Pesta pernikahan Sahrul dan Ranti tengah dipersiapkan.
Seluruh warga kampung sibuk membantu persiapan pesta itu. Tidak seperti
biasanya ditepat lain, resepsi pernikahan dilaksanakan disebuah Altar yang
terbuat dari batu ceper yang sangat besar. Seluruh tetua adat yang terdiri dari
mayoritas wanita itu sibuk mempersiapkan upoacara-upacara yang harus
dilaksanakan. Bukan hanya untuk menyambut kehadiran Sang ratu yang akan
memimpin upacara secara langsung namun juga ada suatu persiapan yang bersifat
ritual yang dipersiapkan warga kampung. Sementara keluarga Bandri yang
mempunyai perhelatan nampaknya tidak banyak disibukkan oleh persiapan
perkawinan ini. Justru perkawinan ini seakan menjadi pesta bagi penduduk
sehingga mereka lebih antusias dalam menyambutnya.
Sangat berbeda dengan yang terjadi dikampungnya, calon
penganten didesa ini justru dipingit
untuk tidak keluar kamar. Namun anehnya pingitan itu berlaku bagi kedua
calon penganten dalam satu kamar. Tentu saja hal ini menjadi kesempatan emas
bagi Sahrul dan Ranti untuk terus menerus menyalurkan birahinya yang
seakan-akan tidak ada puas-puasnya memadu kasih.

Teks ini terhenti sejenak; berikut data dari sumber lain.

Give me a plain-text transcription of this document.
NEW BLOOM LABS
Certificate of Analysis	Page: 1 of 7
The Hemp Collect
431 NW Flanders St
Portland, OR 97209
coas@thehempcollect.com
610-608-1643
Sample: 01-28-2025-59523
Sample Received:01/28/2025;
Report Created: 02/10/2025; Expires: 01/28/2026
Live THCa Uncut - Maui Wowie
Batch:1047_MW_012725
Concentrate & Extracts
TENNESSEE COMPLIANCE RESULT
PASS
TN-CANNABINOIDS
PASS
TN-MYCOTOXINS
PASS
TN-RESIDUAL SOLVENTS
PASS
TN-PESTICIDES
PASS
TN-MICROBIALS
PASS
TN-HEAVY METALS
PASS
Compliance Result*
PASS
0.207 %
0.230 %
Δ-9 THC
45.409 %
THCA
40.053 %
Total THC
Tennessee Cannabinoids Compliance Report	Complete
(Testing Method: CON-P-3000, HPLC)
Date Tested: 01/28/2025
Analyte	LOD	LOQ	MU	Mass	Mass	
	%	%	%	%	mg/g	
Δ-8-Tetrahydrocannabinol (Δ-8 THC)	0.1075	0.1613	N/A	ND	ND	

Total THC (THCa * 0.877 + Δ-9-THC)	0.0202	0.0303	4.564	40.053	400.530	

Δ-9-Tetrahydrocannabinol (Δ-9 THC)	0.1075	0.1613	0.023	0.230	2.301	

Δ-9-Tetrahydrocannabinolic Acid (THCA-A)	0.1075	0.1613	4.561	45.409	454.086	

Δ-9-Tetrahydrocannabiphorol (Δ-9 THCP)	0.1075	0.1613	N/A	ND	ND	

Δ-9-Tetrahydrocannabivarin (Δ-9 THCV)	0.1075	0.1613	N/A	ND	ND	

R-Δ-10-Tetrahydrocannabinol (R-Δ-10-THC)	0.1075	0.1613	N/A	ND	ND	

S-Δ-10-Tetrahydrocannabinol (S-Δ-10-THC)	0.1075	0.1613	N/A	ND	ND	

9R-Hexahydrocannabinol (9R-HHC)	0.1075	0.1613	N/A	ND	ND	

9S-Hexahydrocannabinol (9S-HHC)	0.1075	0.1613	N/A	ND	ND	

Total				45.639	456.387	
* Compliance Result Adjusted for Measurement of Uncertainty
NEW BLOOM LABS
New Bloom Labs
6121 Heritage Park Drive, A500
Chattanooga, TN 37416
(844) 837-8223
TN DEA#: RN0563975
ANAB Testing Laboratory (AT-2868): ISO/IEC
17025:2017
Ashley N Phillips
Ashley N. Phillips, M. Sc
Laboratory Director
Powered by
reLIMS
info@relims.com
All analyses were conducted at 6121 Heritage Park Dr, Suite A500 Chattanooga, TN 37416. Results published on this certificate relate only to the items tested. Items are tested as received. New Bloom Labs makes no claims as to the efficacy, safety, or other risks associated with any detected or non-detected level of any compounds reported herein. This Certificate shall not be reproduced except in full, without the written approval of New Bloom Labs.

Sebenarnya ada suatu kejanggalan yang dirasakan Sahrul
dan selalu ingin ditanyakannya kepada Ranti. Namun Ranti bagaikan singa lapar
yang tidak memberi kesempatan sedikitpun bagi Sahrul untuk beristirahat dan berbincang-bincang
dengannya. Hari-hari menjelang acara ritual itu selalu diisinya dengan memadu
kasih yang akhirnya membuat Sahrul semakin terlena dan tidak peduli lagi dengan
apa yang dibuat orang-orang kampung untuk menyambut acara mereka. “Selagi
keberadaanku di kamar Ranti yang nyata-nyata berbuat tak senonoh tidak dilarang
orangtua Ranti dan orang kampung itu, terserahlah” pikir Sahrul yang semakin
terlena dengan bujuk rayu dan pelayanan yang diberikan ranti.